Este año la caravana de madres centroamericana abarcará 14 estados de la república mexicana, concentrando actividades en el Bajío, zona que “se ha calentado mucho y nadie le está dando la difusión de los problemas que amerita”, acorde a la coordinadora del Movimiento Migrante Mesoamericano.
Al igual que la historia de Olga Marina Hernández y Gabriel Salmerón, este año la caravana contempla cinco emotivos encuentros más, que son los resultados del anterior recorrido.
Será hasta el 3 de noviembre cuando luego de recorrer cerca de cuatro mil 600 kilómetros durante 19 días a bordo de una autobús, las 37 madres centroamericanas regresen a sus países a la espera de que su viaje rinda frutos a la brevedad posible.
 
GRITO DESESPERADO
 
La pesadilla para doña Dorca Espinoza Vásquez inició hace diez años cuando su hijo Alberto Sadaí partió del departamento hondureño del Progreso Yoro hacia a Estados Unidos en busca de una mejor vida.
Era un joven de apenas 20 años de edad cuando decidió buscar suerte al norte del Río Bravo; sin embargo, la fortuna le dejó de sonreír tan pronto pisó suelo mexicano.
Fue en Tuxtla Gutiérrez, Chiapas cuando Alberto se comunicó por última vez con doña Dorca y posteriormente fue “como si se lo hubiera tragado la tierra”.
“Ya no siguió llamado y después de unos días me preocupé. Yo fui a buscarlo por mis propios medios a Ciudad Hidalgo, Chiapas y no tuve ninguna respuesta, desde ese día di su información a la caravana”, comentó Espinosa Vásquez.
Ha sido una década llena de incertidumbre, en la que no ha tenido noticias concretas de su hijo, sólo rumores.

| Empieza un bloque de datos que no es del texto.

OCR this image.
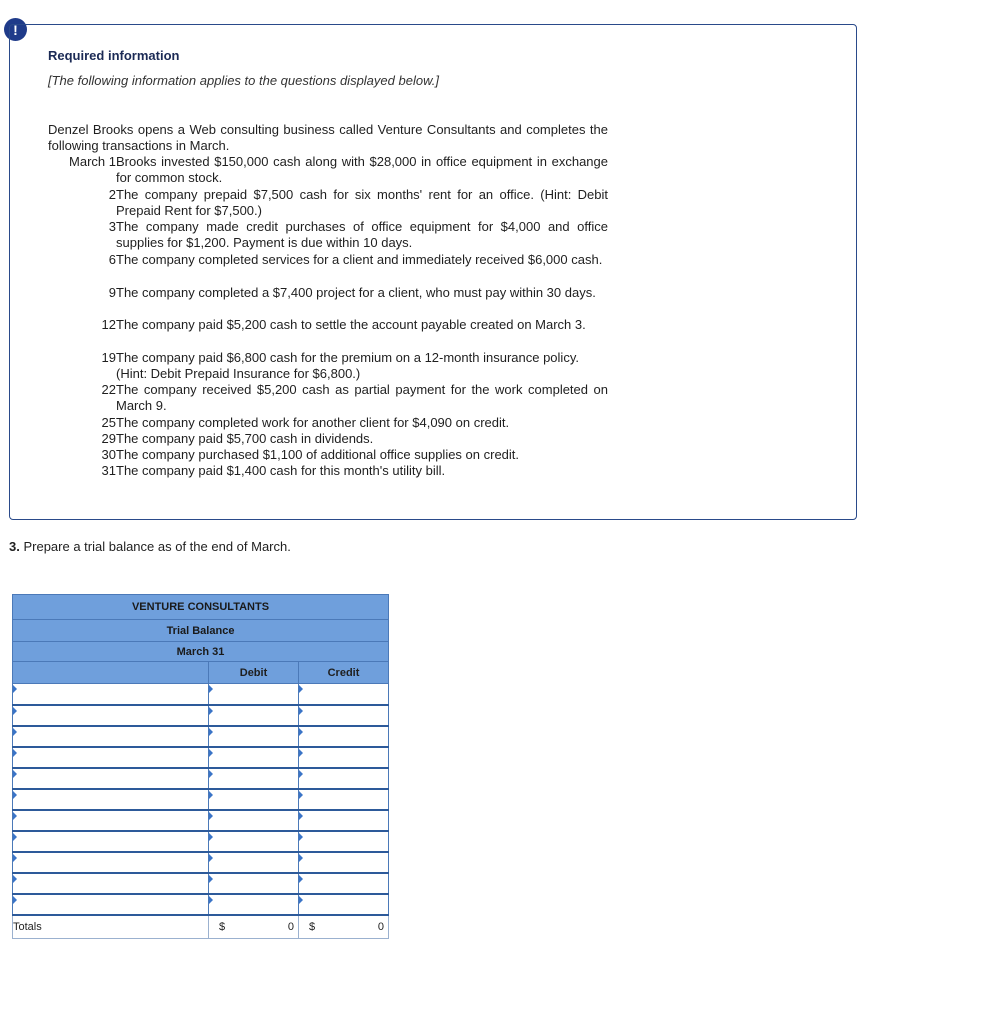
!
Required information
[The following information applies to the questions displayed below.]
Denzel Brooks opens a Web consulting business called Venture Consultants and completes the following transactions in March.
March 1 Brooks invested $150,000 cash along with $28,000 in office equipment in exchange for common stock.
2 The company prepaid $7,500 cash for six months' rent for an office. (Hint: Debit Prepaid Rent for $7,500.)
3 The company made credit purchases of office equipment for $4,000 and office supplies for $1,200. Payment is due within 10 days.
6 The company completed services for a client and immediately received $6,000 cash.
9 The company completed a $7,400 project for a client, who must pay within 30 days.
12 The company paid $5,200 cash to settle the account payable created on March 3.
19 The company paid $6,800 cash for the premium on a 12-month insurance policy. (Hint: Debit Prepaid Insurance for $6,800.)
22 The company received $5,200 cash as partial payment for the work completed on March 9.
25 The company completed work for another client for $4,090 on credit.
29 The company paid $5,700 cash in dividends.
30 The company purchased $1,100 of additional office supplies on credit.
31 The company paid $1,400 cash for this month's utility bill.
3. Prepare a trial balance as of the end of March.
VENTURE CONSULTANTS		
Trial Balance		
March 31		
	Debit	Credit

Totals	$ 0	$ 0
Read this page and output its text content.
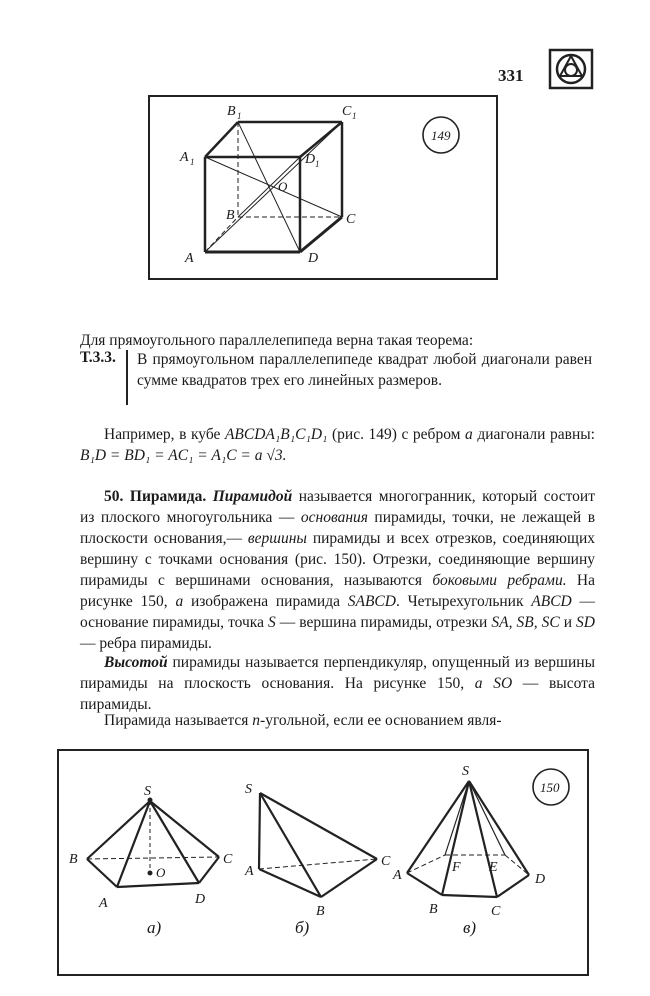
331
A	D
B	C
A 1
B 1	C 1
D 1
O
149
Для прямоугольного параллелепипеда верна такая теорема:
Т.3.3. В прямоугольном параллелепипеде квадрат любой диагонали равен сумме квадратов трех его линейных размеров.
Например, в кубе ABCDA₁B₁C₁D₁ (рис. 149) с ребром a диагонали равны: B₁D = BD₁ = AC₁ = A₁C = a √3.
50. Пирамида. Пирамидой называется многогранник, который состоит из плоского многоугольника — основания пирамиды, точки, не лежащей в плоскости основания,— вершины пирамиды и всех отрезков, соединяющих вершину с точками основания (рис. 150). Отрезки, соединяющие вершину пирамиды с вершинами основания, называются боковыми ребрами. На рисунке 150, а изображена пирамида SABCD. Четырехугольник ABCD — основание пирамиды, точка S — вершина пирамиды, отрезки SA, SB, SC и SD — ребра пирамиды.
Высотой пирамиды называется перпендикуляр, опущенный из вершины пирамиды на плоскость основания. На рисунке 150, а SO — высота пирамиды.
Пирамида называется n-угольной, если ее основанием явля-
S
B	C
A	D
O
а)
S
A
B
C
б)
S
A
B	C
D
E
F
в)
150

Por tal razón, desde hace un año esta mujer se unió a la caravana de madres centroamericanas, con el fin de que en un acto premeditado o en una casualidad pueda ser ella la que protagonice un reencuentro con su hijo.
Acorde a doña Dorca el dolor que padece una madre por su hijo desaparecido es terrible que ninguna mujer, más que la que atraviesa por una situación similar, puede entenderlo. Por esta razón, los reencuentros ajenos se viven como propios, pues de ellos alimentan su esperanza.
Y aunque ya han pasado diez años desde su desaparición, doña Dorca no pierda la confianza en que algún día se reencontrará con su hijo Alberto.
“Para mí es algo bueno porque los medios de comunicación se agrupan a nosotros, entonces, es la esperanza de que yo salir y que mi hijo me vea en algún lugar, que alguien mire mi fotografía y mi hijo me reconozca”, puntualizó.